Wanted! new West Indies team
-- failures, underachievers need not apply

By Donald Duff
Stabroek News
June 2, 1999


"WANTED! New West Indies team. Repeated failures, underachievers, not apply."

Were the West Indies Cricket Board (WICB) to place such an advertisement across the region, few cricket fans would quibble over its placing or wording. Such a measure might actually be applauded by some.

Faced with their latest disastrous performance at the seventh World Cup in England, the general consensus is that the time is opportune for radical reforms in the sport and the West Indies team.

Compiling a new team should take immediate precedence, now that the latest experiment by the selectors has met similar results as those of a not too bright schoolboy attempting to build his first bomb in the school's chemistry laboratory. The resultant explosion (not in the chemistry lab) has had far reaching and wide ranging consequences.

The WICB should immediately organise a retreat at its Antigua headquarters to analyze the recent tour and search for solutions to the way forward for a sport that has been repeatedly shamed by the performance of its representative teams.

The WICB will need to take a critical look at its modus operandi as well as at the performance of its selection panel headed by chairman Mike Findlay. The Board has been guilty of not taking the players' welfare first and foremost into consideration when arranging tours both at home and away.

Take for example, the number of games which the team has had to play--to the benefit of WICB coffers--without due regard being shown for the players' welfare. Surely this could be a contributory factor to the teams' indifferent performances.

Theirs is a demanding schedule with little time to recuperate from injury or to be with family members between tours; as was seen in the recent tour to South Africa by the team and Australia's tour of the Caribbean. Then on the heels of the latter, the World Cup.

The selectors lack vision (or perhaps have too much?). Players are selected after one good performance only (Hendy Bryan), while others (Phil Simmons, Keith Arthurton and Stuart Williams) are recycled with great regularity despite their repeated and well documented failures.

It was bad judgement for the selectors to chose their World Cup team so late, thus failing to give players a longer period to adjust to each other on and off the field and to build their confidences.

But perhaps the selectors' greatest failing was their inability to inject new blood into the team. Once a player has established himself in the team he is continually selected regardless of his form.

While it is understood that players tend to lose form now and then, dropping players who perform poorly might cause them to fight hard to regain their place and fight even harder to keep it. A look at South Africa and Pakistan, two of the most successful teams so far at the World Cup, will show that there are many new players around the ages of 22 to 26 years who have been given the opportunity to perform.
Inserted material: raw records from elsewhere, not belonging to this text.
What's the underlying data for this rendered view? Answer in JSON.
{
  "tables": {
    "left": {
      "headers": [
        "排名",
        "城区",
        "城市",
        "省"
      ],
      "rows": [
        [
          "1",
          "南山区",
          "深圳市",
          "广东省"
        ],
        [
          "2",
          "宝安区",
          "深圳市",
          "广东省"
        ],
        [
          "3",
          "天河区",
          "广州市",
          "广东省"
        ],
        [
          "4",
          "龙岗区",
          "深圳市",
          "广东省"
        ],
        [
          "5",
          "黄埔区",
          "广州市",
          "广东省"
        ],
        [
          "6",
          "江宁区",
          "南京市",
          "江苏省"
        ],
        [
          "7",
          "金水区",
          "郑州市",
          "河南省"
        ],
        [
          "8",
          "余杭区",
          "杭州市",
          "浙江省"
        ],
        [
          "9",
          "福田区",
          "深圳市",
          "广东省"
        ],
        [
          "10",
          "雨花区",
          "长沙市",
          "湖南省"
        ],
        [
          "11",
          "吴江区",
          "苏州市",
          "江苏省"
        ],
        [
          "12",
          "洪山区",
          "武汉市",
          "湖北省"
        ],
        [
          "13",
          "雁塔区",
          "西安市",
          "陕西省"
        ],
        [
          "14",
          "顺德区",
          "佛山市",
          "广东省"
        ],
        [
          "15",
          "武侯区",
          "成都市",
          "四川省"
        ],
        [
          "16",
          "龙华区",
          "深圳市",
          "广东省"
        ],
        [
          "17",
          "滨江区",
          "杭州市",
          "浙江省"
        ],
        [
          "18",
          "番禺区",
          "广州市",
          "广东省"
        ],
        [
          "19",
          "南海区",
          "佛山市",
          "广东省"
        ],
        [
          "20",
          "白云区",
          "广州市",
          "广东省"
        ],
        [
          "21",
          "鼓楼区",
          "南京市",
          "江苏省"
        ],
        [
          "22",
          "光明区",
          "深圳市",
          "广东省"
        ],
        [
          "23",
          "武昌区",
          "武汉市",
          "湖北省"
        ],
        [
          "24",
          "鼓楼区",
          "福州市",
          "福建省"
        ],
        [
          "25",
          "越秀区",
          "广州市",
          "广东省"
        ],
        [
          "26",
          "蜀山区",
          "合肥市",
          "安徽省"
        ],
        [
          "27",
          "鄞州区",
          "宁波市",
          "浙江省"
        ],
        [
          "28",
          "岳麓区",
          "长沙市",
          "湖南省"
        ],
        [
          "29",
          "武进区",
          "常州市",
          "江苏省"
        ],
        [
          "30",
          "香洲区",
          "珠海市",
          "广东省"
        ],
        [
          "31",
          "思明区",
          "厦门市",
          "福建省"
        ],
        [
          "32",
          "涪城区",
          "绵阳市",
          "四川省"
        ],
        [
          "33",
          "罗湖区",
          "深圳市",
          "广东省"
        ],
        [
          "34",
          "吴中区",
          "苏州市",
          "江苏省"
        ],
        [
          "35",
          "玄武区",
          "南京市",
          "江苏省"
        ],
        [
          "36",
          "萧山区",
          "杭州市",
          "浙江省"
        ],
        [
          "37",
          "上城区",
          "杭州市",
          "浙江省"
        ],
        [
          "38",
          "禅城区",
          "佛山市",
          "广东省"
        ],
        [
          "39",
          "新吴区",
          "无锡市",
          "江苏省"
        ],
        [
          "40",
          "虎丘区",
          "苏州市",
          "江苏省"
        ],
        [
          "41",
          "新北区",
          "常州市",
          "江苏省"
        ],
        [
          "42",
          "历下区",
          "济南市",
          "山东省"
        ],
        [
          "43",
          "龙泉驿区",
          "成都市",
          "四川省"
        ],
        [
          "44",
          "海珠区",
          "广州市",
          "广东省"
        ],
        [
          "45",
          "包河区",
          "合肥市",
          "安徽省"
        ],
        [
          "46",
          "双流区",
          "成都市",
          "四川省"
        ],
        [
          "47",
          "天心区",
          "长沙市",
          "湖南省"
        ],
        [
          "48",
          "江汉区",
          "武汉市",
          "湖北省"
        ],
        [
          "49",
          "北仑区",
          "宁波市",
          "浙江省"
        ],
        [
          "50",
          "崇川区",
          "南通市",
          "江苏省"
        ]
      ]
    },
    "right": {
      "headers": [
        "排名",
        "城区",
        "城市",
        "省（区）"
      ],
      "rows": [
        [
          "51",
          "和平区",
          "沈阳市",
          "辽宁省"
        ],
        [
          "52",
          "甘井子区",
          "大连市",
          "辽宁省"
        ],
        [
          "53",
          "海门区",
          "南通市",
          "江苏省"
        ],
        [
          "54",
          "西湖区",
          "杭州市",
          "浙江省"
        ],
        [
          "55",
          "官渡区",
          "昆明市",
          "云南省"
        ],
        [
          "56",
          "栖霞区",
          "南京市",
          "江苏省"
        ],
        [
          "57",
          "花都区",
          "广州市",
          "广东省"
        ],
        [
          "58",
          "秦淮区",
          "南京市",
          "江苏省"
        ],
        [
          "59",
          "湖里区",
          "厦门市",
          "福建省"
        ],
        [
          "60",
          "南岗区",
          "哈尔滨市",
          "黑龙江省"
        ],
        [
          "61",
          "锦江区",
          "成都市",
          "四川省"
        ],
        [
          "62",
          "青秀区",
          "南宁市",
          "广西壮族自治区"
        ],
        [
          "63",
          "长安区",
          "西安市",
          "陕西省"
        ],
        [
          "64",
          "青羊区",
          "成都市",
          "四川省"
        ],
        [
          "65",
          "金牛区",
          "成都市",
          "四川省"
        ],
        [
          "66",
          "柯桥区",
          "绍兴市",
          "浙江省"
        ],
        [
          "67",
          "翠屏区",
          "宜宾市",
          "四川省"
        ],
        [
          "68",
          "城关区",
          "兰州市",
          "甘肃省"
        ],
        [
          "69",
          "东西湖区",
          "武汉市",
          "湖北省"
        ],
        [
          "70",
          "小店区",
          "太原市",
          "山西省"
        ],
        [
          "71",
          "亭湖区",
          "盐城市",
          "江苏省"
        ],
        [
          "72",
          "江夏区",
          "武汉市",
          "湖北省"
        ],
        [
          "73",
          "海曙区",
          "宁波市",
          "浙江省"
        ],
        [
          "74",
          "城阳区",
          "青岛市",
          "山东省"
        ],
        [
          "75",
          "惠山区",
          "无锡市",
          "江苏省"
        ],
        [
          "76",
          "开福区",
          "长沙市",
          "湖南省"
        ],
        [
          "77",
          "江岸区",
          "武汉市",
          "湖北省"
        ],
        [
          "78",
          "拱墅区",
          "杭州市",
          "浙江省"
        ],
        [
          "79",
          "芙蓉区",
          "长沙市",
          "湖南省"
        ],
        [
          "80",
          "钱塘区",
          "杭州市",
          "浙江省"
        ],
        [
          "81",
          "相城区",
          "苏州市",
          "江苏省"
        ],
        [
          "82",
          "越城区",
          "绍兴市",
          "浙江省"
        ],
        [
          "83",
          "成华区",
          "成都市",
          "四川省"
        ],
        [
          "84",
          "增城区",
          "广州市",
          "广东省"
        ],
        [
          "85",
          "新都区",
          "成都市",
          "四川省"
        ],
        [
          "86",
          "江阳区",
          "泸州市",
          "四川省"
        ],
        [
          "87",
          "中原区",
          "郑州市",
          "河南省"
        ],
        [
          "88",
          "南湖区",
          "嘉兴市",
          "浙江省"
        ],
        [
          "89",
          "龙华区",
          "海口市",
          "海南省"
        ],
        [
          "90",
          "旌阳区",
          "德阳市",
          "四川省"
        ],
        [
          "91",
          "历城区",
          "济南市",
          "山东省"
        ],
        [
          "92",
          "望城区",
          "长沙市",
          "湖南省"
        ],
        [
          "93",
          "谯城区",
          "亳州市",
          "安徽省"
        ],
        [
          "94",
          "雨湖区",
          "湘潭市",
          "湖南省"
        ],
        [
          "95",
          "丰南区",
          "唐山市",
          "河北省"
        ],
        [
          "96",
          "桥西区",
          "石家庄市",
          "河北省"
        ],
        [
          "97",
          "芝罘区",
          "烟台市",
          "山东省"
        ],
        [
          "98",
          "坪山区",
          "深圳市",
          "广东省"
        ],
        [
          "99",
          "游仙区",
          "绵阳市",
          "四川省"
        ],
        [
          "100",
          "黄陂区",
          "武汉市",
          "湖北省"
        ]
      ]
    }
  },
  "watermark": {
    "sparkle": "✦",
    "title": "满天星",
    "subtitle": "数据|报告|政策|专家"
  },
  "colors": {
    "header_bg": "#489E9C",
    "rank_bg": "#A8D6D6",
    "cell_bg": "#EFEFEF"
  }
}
South Africa's team includes players like Mark Boucher, 22; Jacques Kallis, 23; Herschelle Gibbs, 25; and Shaun Pollok, 26. Pakistan has exposed an even younger crop of players like Sahid Afridi and Abdul Razzak both 19 years old; Saqlain Mushtaq, 22; Shoaib Akhtar and Azar Mahmood both 24 years old and Yusuf Youhana, 25.

These players have the hunger and the desire to succeed, fuelled by the enthusiasm and the audacity of youth.

It is youths to whom the West Indies selectors will now have to turn to revive the fortunes of the team. But, given the present crop of youngsters around, both the selectors and the public will need patience as success might be long in coming.

In the interim the WICB can turn its attention to the under-15 and under-19 regional tournaments. Reforms should also take into account cricket in schools, especially secondary schools, for it is from here that the nucleus of future West Indies players should emerge.

Of utmost importance will be coaches for all levels of junior cricket so that by the time a player reaches 19 or 20 years old, he is properly schooled in the art of the game and ready to take his place on the West Indies team should an opening present itself.

The Caribbean has always relied more on natural talent as opposed to other countries which tend to favour proper coaching methods for their successes.

With the new millennium imminent, outdated methods (and non-performing members of the West Indies team) should go out of the window. New methods should be incorporated and use made of modern technology and advanced coaching techniques.

This hopefully could result in a better cricket infrastructure and ultimately, a team the region can be proud of.